The majestic Polar Bear (Ursus Maritimus), a flagship for climate change awareness, is facing an uncertain future due to dwindling sea ice in its Arctic habitat.



#4 Monarch Butterfly

For millennia, many cultures have associated the butterfly with the human soul and the possibility of its transformation, and sometimes as a symbol of foreseeing the future.

  • Every spring, adult monarch butterflies head north from their winter respite in the southern forests of Mexico and California and return in the fall—a journey some 2,000-3,000-miles each way!

  • The monarch butterfly will continue to feed, fly, and reproduce throughout the U.S. and southern Canada, for several generations. It is the fourth generation of monarch butterflies that actually migrate to Mexico in fall.

  • Butterfly wings are not solely for flight; they also act as miniature solar panels, changing light to energy!

Habitat change, climate change and widespread use of insecticides and herbicides are causing monarch population declines.



Welcome to a Preview of Dennis Ludlow's & Prartho Sereno's Box for Gallery Route One's Celebrated Summer Box Show:


INTRODUCTION: Whatever we draw, we come to see more clearly and deeply.

This game was designed to bring you, your family and friends closer to 12 beloved endangered animals, several among the most precarious on the planet. It is our hope that each drawing adventure will create a joyous, playful connection between you and the mystery of life, that each animal will share a special secret with you as you draw.


For each animal, you will find notes on its cultural/ historical meanings, a few of its amazing qualities, its endangered status, and an image of the disc, hand-drawn & painted by Prartho Sereno

May all beings be happy and free.


#3 Jaguar




Many ancient American cultures such as the Maya and Aztec, featured the jaguar in their mythologies as a symbol of strength.

  • Unlike most big cats, the jaguar loves the water; they are excellent climbers and swimmers.

  • Jaguars’ coats are covered in spots called “rosettes”. These rosettes are actually more like rings, and each has a smaller spot in the center.

  • Jaguars are only found in the Americas (the continents of North and South America combined) and are the region’s biggest cat.

Today, jaguars have been almost completely eliminated from the United States and are endangered throughout their range, which stretches down to Patagonia in South America. One of the biggest reasons is because humans have destroyed their habitat... Jaguars are tree-climbers, so cutting down their forests makes it hard for them to escape hunters.


#2 Koala


In their native country, Australia, the koala is a symbol of dreams, intuition and magic. They are also symbolic of innocence. As a totem, the koala reminds us to approach life with childlike wonder.

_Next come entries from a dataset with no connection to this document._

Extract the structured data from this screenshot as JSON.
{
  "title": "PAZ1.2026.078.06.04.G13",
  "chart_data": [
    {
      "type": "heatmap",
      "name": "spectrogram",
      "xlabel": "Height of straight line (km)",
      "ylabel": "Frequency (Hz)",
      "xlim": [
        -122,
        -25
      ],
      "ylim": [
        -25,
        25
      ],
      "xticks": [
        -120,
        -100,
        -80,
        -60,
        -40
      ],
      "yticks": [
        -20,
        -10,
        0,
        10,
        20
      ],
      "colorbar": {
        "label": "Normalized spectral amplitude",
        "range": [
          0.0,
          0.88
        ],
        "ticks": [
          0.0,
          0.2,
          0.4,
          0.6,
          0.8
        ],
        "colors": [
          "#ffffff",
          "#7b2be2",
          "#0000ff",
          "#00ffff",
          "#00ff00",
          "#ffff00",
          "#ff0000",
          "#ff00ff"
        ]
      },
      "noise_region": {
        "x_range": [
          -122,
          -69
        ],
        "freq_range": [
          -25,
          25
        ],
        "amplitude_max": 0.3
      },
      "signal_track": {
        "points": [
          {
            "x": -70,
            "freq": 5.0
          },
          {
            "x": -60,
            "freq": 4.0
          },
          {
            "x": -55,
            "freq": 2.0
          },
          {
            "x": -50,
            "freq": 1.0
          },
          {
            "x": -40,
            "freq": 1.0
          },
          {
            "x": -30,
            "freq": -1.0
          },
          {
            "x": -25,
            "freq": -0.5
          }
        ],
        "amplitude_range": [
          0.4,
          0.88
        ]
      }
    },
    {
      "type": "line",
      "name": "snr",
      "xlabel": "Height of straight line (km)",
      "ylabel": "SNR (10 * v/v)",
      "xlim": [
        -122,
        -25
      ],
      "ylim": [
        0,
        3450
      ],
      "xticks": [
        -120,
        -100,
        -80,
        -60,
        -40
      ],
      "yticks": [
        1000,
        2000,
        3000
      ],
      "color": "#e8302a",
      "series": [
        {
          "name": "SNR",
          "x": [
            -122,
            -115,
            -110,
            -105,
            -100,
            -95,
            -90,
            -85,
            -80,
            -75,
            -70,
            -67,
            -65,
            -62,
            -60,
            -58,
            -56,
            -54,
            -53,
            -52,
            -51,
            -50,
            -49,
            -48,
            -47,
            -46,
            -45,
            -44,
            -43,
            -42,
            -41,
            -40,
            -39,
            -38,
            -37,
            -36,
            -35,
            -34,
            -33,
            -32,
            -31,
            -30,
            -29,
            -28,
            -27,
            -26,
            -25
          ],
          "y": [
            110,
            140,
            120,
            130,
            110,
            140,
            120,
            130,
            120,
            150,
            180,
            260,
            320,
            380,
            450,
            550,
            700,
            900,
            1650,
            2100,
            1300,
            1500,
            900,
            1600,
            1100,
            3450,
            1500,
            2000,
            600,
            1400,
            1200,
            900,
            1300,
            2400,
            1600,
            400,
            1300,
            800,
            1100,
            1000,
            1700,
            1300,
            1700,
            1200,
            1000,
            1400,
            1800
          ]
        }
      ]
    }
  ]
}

  • Koalas are nocturnal marsupials famous for spending most of their lives asleep in trees. During the day they doze, tucked into forks or nooks in the trees, sleeping for up to 18 hours. This sedentary lifestyle can be attributed to the fact they have unusually small brains and survive on a diet of nutrient-poor leaves.

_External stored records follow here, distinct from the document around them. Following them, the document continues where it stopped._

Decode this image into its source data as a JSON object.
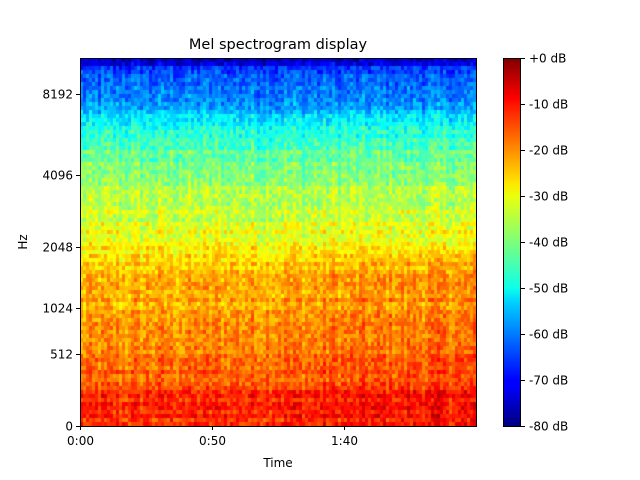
{
  "chart_data": {
    "type": "heatmap",
    "title": "Mel spectrogram display",
    "xlabel": "Time",
    "ylabel": "Hz",
    "x_ticks": [
      {
        "label": "0:00",
        "seconds": 0
      },
      {
        "label": "0:50",
        "seconds": 50
      },
      {
        "label": "1:40",
        "seconds": 100
      }
    ],
    "xlim_seconds": [
      0,
      150
    ],
    "y_ticks": [
      {
        "label": "0",
        "hz": 0
      },
      {
        "label": "512",
        "hz": 512
      },
      {
        "label": "1024",
        "hz": 1024
      },
      {
        "label": "2048",
        "hz": 2048
      },
      {
        "label": "4096",
        "hz": 4096
      },
      {
        "label": "8192",
        "hz": 8192
      }
    ],
    "y_scale": "mel",
    "ylim_hz": [
      0,
      11025
    ],
    "colorbar": {
      "colormap": "jet",
      "range_db": [
        -80,
        0
      ],
      "ticks": [
        {
          "label": "+0 dB",
          "value": 0
        },
        {
          "label": "-10 dB",
          "value": -10
        },
        {
          "label": "-20 dB",
          "value": -20
        },
        {
          "label": "-30 dB",
          "value": -30
        },
        {
          "label": "-40 dB",
          "value": -40
        },
        {
          "label": "-50 dB",
          "value": -50
        },
        {
          "label": "-60 dB",
          "value": -60
        },
        {
          "label": "-70 dB",
          "value": -70
        },
        {
          "label": "-80 dB",
          "value": -80
        }
      ]
    },
    "band_profile_db": [
      {
        "hz": 0,
        "db": -16
      },
      {
        "hz": 120,
        "db": -12
      },
      {
        "hz": 250,
        "db": -17
      },
      {
        "hz": 512,
        "db": -21
      },
      {
        "hz": 1024,
        "db": -23
      },
      {
        "hz": 1500,
        "db": -25
      },
      {
        "hz": 2048,
        "db": -30
      },
      {
        "hz": 3000,
        "db": -35
      },
      {
        "hz": 4096,
        "db": -38
      },
      {
        "hz": 5500,
        "db": -45
      },
      {
        "hz": 7000,
        "db": -55
      },
      {
        "hz": 8192,
        "db": -60
      },
      {
        "hz": 10000,
        "db": -64
      },
      {
        "hz": 11025,
        "db": -78
      }
    ]
  }
}
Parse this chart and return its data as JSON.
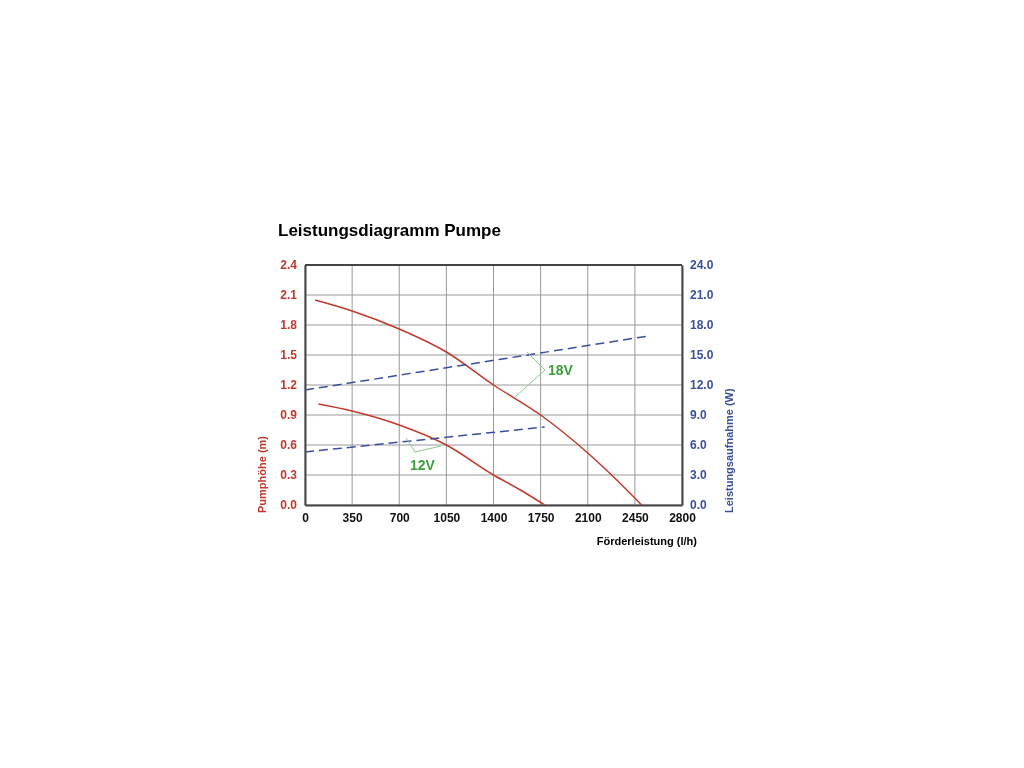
{
  "chart_data": {
    "type": "line",
    "title": "Leistungsdiagramm Pumpe",
    "xlabel": "Förderleistung (l/h)",
    "ylabel": "Pumphöhe (m)",
    "y2label": "Leistungsaufnahme (W)",
    "xlim": [
      0,
      2800
    ],
    "xticks": [
      0,
      350,
      700,
      1050,
      1400,
      1750,
      2100,
      2450,
      2800
    ],
    "ylim": [
      0,
      2.4
    ],
    "yticks": [
      "0.0",
      0.3,
      0.6,
      0.9,
      1.2,
      1.5,
      1.8,
      2.1,
      2.4
    ],
    "y2lim": [
      0,
      24
    ],
    "y2ticks": [
      {
        "value": 0,
        "label": "0.0"
      },
      {
        "value": 3,
        "label": "3.0"
      },
      {
        "value": 6,
        "label": "6.0"
      },
      {
        "value": 9,
        "label": "9.0"
      },
      {
        "value": 12,
        "label": "12.0"
      },
      {
        "value": 15,
        "label": "15.0"
      },
      {
        "value": 18,
        "label": "18.0"
      },
      {
        "value": 21,
        "label": "21.0"
      },
      {
        "value": 24,
        "label": "24.0"
      }
    ],
    "grid": true,
    "marker": "none",
    "series": [
      {
        "color": "#c0392b",
        "line_style": "solid",
        "x": [
          75,
          350,
          700,
          1050,
          1400,
          1750,
          2100,
          2300,
          2500
        ],
        "values": [
          2.05,
          1.94,
          1.76,
          1.53,
          1.2,
          0.9,
          0.52,
          0.27,
          0
        ]
      },
      {
        "color": "#c0392b",
        "line_style": "solid",
        "x": [
          100,
          350,
          700,
          1050,
          1400,
          1600,
          1780
        ],
        "values": [
          1.01,
          0.94,
          0.8,
          0.6,
          0.3,
          0.15,
          0
        ]
      },
      {
        "color": "#3a4f9c",
        "line_style": "dashed",
        "axis": "y2",
        "x": [
          0,
          2550
        ],
        "values": [
          11.5,
          16.9
        ]
      },
      {
        "color": "#3a4f9c",
        "line_style": "dashed",
        "axis": "y2",
        "x": [
          0,
          1780
        ],
        "values": [
          5.3,
          7.8
        ]
      }
    ],
    "annotations": [
      "18V",
      "12V"
    ]
  }
}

  • Koalas tend to smell strongly of eucalyptus and musk. This is thought to discourage fleas and other animals from living in its fur.

About 5,000 koalas in New South Wales are likely to have died in the bushfires, and their numbers may have dropped by as much as two-thirds in less than 20 years, a new report has found.

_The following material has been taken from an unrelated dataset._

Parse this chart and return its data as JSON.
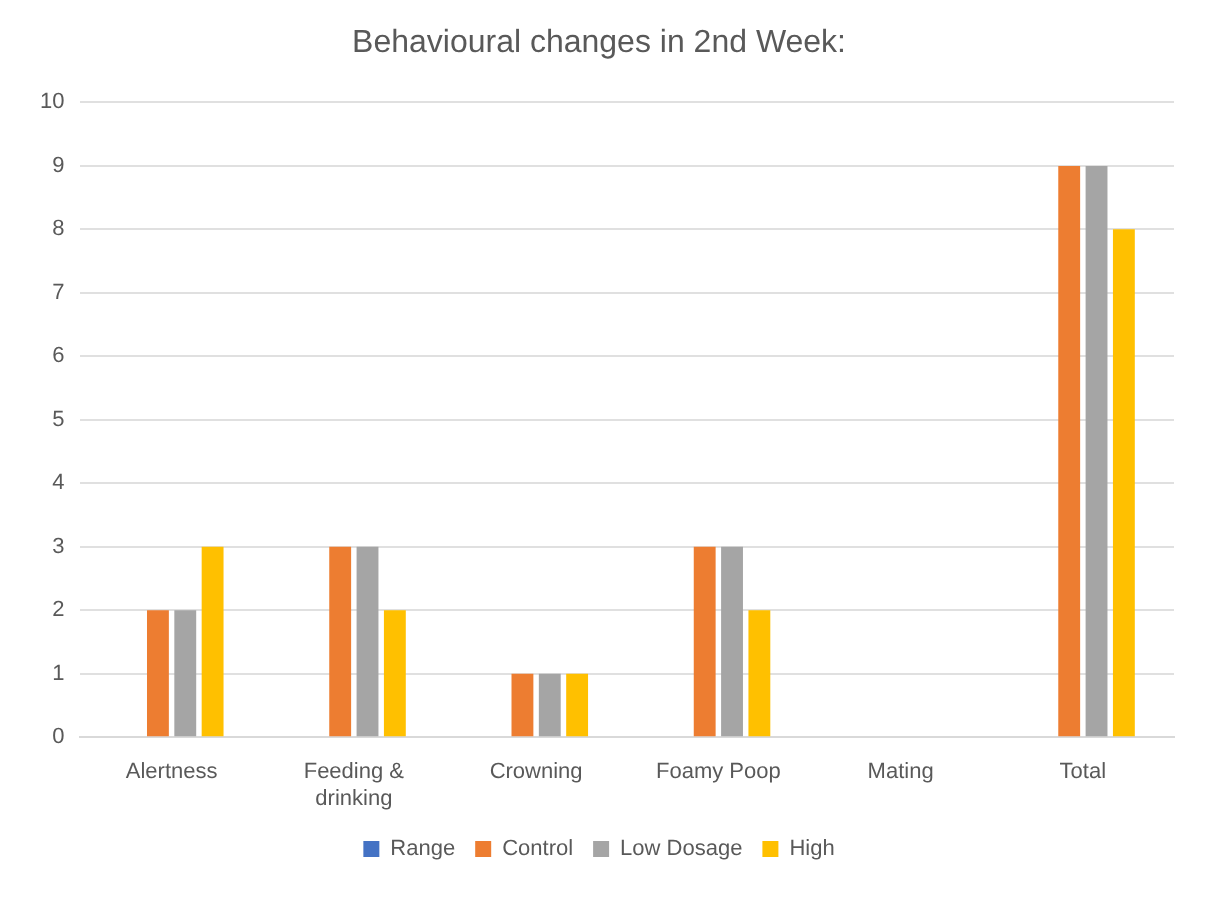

Conservation groups want the state government to make an emergency endangered species declaration for the koalas.




#1 FROG



In Egypt the frog is the symbol of life and fertility, and in Egyptian mythology Heget is a frog-goddess who represents fertility.

  • Frogs don’t need to drink water as they absorb it through their skin.

  • A frog’s call is unique to its species—there are over 5,000 species of frog—and some frog calls can be heard up to a mile away.

  • Some frogs can jump over 20 times their own body length; that is like a human jumping 30m.

Due to their permeable skin, typically biphastic life (aquatic larvae and terrestrial adults), and mid-position in the food web frogs and other amphibians are excellent biological indicators of the wider health of ecosystems… There are 466 frog species assessed as critically endangered.